When prices go up, there is a need to reflect and understand what might have provoked such. Prices of commodities like toothpaste, bread, beer and phones as well as of professional services have risen in the last two years, most probably, because providers of such-especially those in low-margin businesses- have been left with no other option. There are limits to financial hoop-jumping.
And very crucially, the content we buy and bring to your homes, including those AfricaMagic movies and series, are paid for in dollars. It may surprise you to learn that local television content is paid for in dollars, but that is the truth. Our content purchase is done centrally-by our parent company in South Africa.
As we all know, the naira, our local, currency, is currently not enjoying the best of spells in its value to the dollar. The implication of this is that MultiChoice has to look for naira in far greater amount than it used to if it wants to continue buying and delivering to-tier television content to you. The same thing happening to the naira is happening to South Africa’s Rand and other currencies on the continent.
Closely related to this is a surge in the cost of acquiring television content. This, on a regular basis, is the product of the feisty competition among television companies involved in the bidding for rights. It was this type of competition that caused a 70 per cent hike in the cost of the broadcast rights to England’s Barclays Premier League.
The two outfits involved, Sky and BT, wanted the rights so badly and had to pay top dollar. The deal, which runs from next year to 2019, cost over 5billion pounds, with Sky paying 4.176billion pounds.
Already, it has hinted that its subscribers will have to pay more to view matches on its platform. It also means any overseas broadcaster seeking to include the Barclays Premier League in its offering will have to pay more to do so.
Premium content, as I hinted earlier, is not sold on the cheap anywhere in the world. It why it carries the tag “premium”.

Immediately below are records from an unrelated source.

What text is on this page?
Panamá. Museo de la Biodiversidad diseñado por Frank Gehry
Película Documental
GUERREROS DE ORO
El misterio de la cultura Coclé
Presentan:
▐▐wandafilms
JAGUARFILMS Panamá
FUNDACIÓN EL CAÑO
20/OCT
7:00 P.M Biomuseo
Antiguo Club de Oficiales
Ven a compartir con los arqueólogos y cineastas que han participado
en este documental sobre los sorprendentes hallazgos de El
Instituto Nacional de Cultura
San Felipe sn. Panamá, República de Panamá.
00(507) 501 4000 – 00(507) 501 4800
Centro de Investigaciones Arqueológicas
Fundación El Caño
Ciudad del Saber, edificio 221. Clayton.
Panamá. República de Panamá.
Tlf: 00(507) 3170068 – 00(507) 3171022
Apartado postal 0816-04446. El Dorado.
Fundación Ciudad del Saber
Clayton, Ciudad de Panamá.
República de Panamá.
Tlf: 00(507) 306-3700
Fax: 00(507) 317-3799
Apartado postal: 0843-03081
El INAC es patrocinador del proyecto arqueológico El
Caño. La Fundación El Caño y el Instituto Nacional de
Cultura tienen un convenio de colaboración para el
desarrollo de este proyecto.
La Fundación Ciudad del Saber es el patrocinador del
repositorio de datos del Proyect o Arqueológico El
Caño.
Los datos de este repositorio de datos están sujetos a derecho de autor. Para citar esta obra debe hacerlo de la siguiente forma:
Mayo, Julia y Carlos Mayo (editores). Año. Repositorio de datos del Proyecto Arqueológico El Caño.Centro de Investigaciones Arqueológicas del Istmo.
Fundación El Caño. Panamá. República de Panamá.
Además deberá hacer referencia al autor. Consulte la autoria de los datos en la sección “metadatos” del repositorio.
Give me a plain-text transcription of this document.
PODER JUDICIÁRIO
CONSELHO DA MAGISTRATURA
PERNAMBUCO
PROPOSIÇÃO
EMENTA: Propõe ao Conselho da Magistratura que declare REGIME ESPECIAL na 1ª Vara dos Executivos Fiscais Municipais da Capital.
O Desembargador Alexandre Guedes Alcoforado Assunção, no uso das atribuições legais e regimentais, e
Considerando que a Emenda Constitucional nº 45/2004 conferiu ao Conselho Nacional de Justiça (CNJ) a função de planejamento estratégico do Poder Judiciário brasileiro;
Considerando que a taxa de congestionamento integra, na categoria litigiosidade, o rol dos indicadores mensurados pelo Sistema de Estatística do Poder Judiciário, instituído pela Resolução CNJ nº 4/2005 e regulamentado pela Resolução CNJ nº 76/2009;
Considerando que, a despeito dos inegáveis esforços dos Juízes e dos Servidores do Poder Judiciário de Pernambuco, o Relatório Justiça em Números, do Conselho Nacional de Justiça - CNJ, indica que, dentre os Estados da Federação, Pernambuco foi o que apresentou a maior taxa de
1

What we have done has been done has been forced on us by pay-television economics, not an abuse of our pre-eminent position, as has been suggested. In the world of television economics, a fraction of the fee paid as subscription by the subscriber goes to the providers of content or channel owners as what is called “affiliate fees.” Affiliate fees represent a compensation to content providers and they are the oil that keeps the wheel of content development rolling. Thus, the subscription paid by a subscriber is for programming (the watched channels) and the distribution (infrastructure and profits for cable companies) and is shared with the content owner or distributor. Content is usually sold on a per subscriber basis, with channels broadcasting the most watched content attracting greater cost of acquisition of such.
As much as we would have loved to keep our subscription at the same level, the prevailing economic situation makes that impossible.